In view of the Government's clear intention to oblige beekeepers to undertake more responsibility for detecting and effectively treating bee disease, this seminar can be seen as an opportunity to try some of the basic techniques which are required. It is also hoped to stimulate interest in the scientific aspects of the craft to provide a new facet to beekeeping and possibly in microscopy itself. The day is intended to enable beekeepers to access suitable equipment to set up and use the instruments effectively and to carry out basic slide making for disease investigation and simple pollen analysis.
Alan is an experienced hobby beekeeper who holds the BBKA Advanced Theory Certificate together with Module 9 in Microscopy. A member of Ealing BKA, he is also a committee member of the BBKA Examinations Board and the Central Association of Beekeepers. He has a keen interest in bee disease diagnosis, regularly running bee health clinics.

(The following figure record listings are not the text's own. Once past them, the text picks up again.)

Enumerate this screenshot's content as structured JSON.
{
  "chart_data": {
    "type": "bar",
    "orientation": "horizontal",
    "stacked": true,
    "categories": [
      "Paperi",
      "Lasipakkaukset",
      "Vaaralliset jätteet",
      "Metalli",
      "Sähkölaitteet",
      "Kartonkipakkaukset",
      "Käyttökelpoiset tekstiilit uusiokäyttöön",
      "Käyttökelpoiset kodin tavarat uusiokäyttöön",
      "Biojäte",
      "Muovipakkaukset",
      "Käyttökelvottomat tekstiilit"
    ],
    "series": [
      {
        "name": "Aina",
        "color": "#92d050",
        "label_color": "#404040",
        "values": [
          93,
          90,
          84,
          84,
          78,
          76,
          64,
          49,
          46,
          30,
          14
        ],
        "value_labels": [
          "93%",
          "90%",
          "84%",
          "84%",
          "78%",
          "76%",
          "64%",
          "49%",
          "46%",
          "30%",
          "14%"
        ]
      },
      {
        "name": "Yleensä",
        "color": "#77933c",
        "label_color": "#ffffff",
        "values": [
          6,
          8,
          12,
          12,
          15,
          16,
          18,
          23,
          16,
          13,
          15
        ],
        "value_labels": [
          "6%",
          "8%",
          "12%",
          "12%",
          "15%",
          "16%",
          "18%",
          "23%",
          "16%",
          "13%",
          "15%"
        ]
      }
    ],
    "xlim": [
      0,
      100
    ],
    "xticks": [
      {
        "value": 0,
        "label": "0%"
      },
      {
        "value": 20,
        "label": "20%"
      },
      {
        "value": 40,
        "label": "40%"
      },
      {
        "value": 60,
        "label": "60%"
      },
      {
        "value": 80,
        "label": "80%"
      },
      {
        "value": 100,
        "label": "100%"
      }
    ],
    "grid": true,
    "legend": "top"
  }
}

Dennis is a past Vice-President of the prestigious Quekett Microscopical Club, and is currently deputy editor of their Bulletin. He has wide-ranging interests in microscopy including Algae, Bryophytes, Microfossils, Histology, Plant Anatomy and Entomology. Deriving great pleasure from introducing people to microscopy, Dennis spends much time exhibiting and demonstrating techniques at meetings and exhibitions throughout the year. He is a present renovating a slide collection in the Entomology Department at the Natural History Museum.
Peter Matthews
“How to Prepare Your Honey for the Show Bench”
Peter and his wife Christine started beekeeping in 1974, attending the courses at Sparsholt College, Hampshire, run by John Cossburn. He was persuaded to show the first crop of honey in the novice classes of the Meon Valley Honey Show. Ron Dibben then showed him how to put the final touches to honey for the show bench in the members' and open classes the following year. Since then Peter has entered in honey shows both locally, nationally and internationally with some success. At the first ever world honey show at Apimondia in Dublin 2005, he won a Gold Medal and the Royal Dublin Society Silver Medal for a comb for extraction, plus a Silver Medal for dark honey. He started stewarding for honey judges at shows throughout the South of England to gain experience of judging. He was the show secretary for Petersfield and Hampshire BKAs for many years before moving to Scotland. He then gained the BBKA Intermediate Honey Judge certificate and after two years further experience and another exam he became a Senior Honey Judge. The aim of this workshop is to show beekeepers how to prepare honey, a frame for extraction and cut comb for honey shows starting from when the honey is still on the hive, selecting the frame for extraction, the different colours of honey and the steps taken up to getting it into the jar and exhibiting at the honey show.